Shirato Shintaro, Iizuka Atsushi, Mizukoshi Atsushi, Noguchi Miyuki, Yamasaki Akihiro, Yanagisawa Yukio
Department of Environmental Systems, Institute of Frontier Sciences, The University of Tokyo, 5-1-5 Kashiwanoha, Kashiwa, Chiba 277-8563, Japan.
Research Center for Sustainable Science and Engineering, Institute of Multidisciplinary Research for Advanced Materials, Tohoku University, 2-1-1 Katahira, Aoba-ku, Sendai, Miyagi 980-8577, Japan.
Int J Environ Res Public Health. 2015 Mar 10;12(3):2950-66. doi: 10.3390/ijerph120302950.

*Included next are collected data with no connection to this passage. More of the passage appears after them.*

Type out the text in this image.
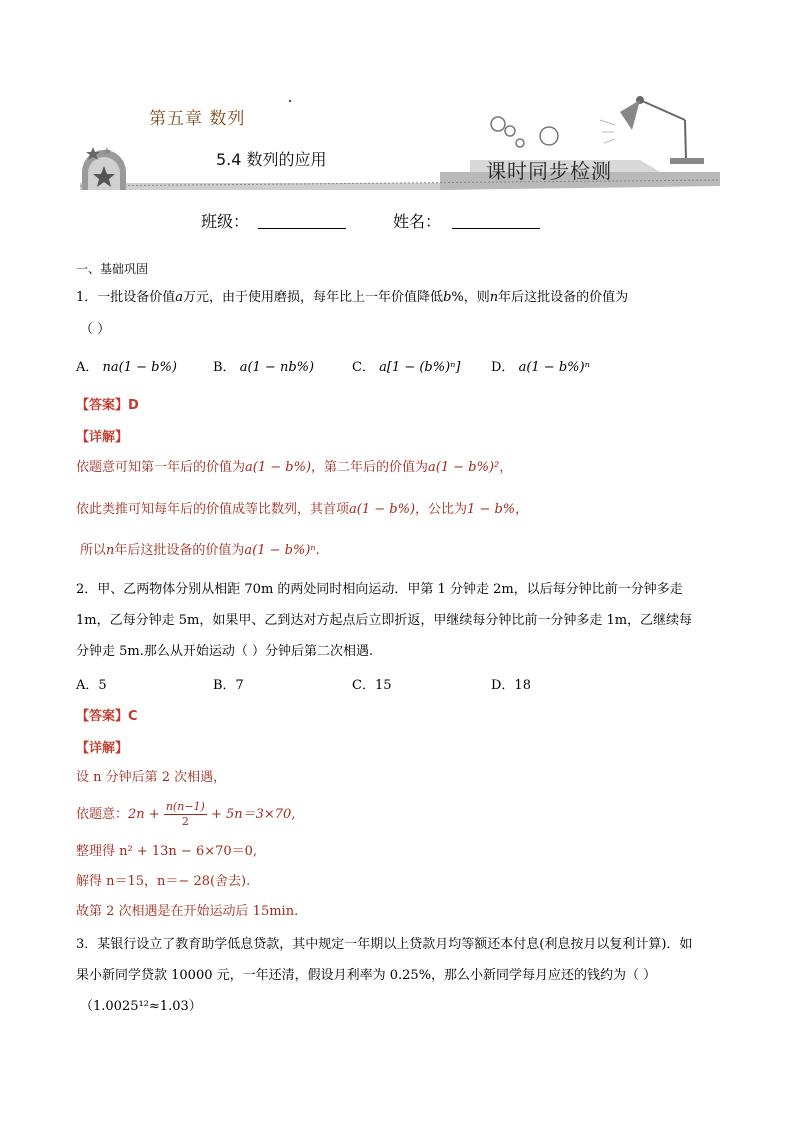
第五章 数列
5.4 数列的应用	课时同步检测
班级：	姓名：
一、基础巩固
1．一批设备价值a万元，由于使用磨损，每年比上一年价值降低b%，则n年后这批设备的价值为
（ ）
A． na(1 − b%)	B． a(1 − nb%)	C． a[1 − (b%)ⁿ] D． a(1 − b%)ⁿ
【答案】D
【详解】
依题意可知第一年后的价值为a(1 − b%)，第二年后的价值为a(1 − b%)²，
依此类推可知每年后的价值成等比数列，其首项a(1 − b%)，公比为1 − b%，
所以n年后这批设备的价值为a(1 − b%)ⁿ.
2．甲、乙两物体分别从相距 70m 的两处同时相向运动．甲第 1 分钟走 2m，以后每分钟比前一分钟多走
1m，乙每分钟走 5m，如果甲、乙到达对方起点后立即折返，甲继续每分钟比前一分钟多走 1m，乙继续每
分钟走 5m.那么从开始运动（ ）分钟后第二次相遇.
A．5	B．7	C．15	D．18
【答案】C
【详解】
设 n 分钟后第 2 次相遇，
依题意：$2n + \frac{n(n-1)}{2} + 5n=3\times 70$,
整理得 n² + 13n − 6×70＝0,
解得 n＝15，n＝− 28(舍去).
故第 2 次相遇是在开始运动后 15min.
3．某银行设立了教育助学低息贷款，其中规定一年期以上贷款月均等额还本付息(利息按月以复利计算)．如
果小新同学贷款 10000 元，一年还清，假设月利率为 0.25%，那么小新同学每月应还的钱约为（ ）
（1.0025¹²≈1.03）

Continuous ambient air monitoring systems have been introduced worldwide. However, such monitoring forces autonomous communities to bear a significant financial burden. Thus, it is important to identify pollutant-monitoring stations that are less efficient, while minimizing loss of data quality and mitigating effects on the determination of spatiotemporal trends of pollutants. This study describes a procedure for optimizing a constant ambient air monitoring system in the Kanto region of Japan. Constant ambient air monitoring stations in the area were topologically classified into four groups by cluster analysis and principle component analysis. Then, air pollution characteristics in each area were reviewed using concentration contour maps and average pollution concentrations. We then introduced three simple criteria to reduce the number of monitoring stations: (1) retain the monitoring station if there were similarities between its data and average data of the group to which it belongs; (2) retain the station if its data showed higher concentrations; and (3) retain the station if the monitored concentration levels had an increasing trend. With this procedure, the total number of air monitoring stations in suburban and urban areas was reduced by 36.5%. The introduction of three new types of monitoring stations is proposed, namely, mobile, for local non-methane hydrocarbon pollution, and Ox-prioritized.
连续环境空气监测系统已在全球范围内推行。然而,这种监测给自治社区带来了巨大的经济负担。因此,识别效率较低的污染物监测站很重要,同时要尽量减少数据质量的损失,并减轻对污染物时空趋势判定的影响。本研究描述了一种优化日本关东地区固定环境空气监测系统的程序。通过聚类分析和主成分分析,将该地区的固定环境空气监测站在拓扑结构上分为四组。然后,利用浓度等值线图和平均污染浓度对各区域的空气污染特征进行了评估。接着,我们引入了三条简单的标准来减少监测站的数量:(1)如果监测站的数据与其所属组的平均数据相似,则保留该监测站;(2)如果其数据显示浓度较高,则保留该监测站;(3)如果监测浓度水平呈上升趋势,则保留该监测站。通过这一程序,城郊和市区空气监测站的总数减少了36.5%。建议引入三种新型监测站,即用于本地非甲烷烃污染的移动监测站和以氧化合物为优先监测对象的监测站。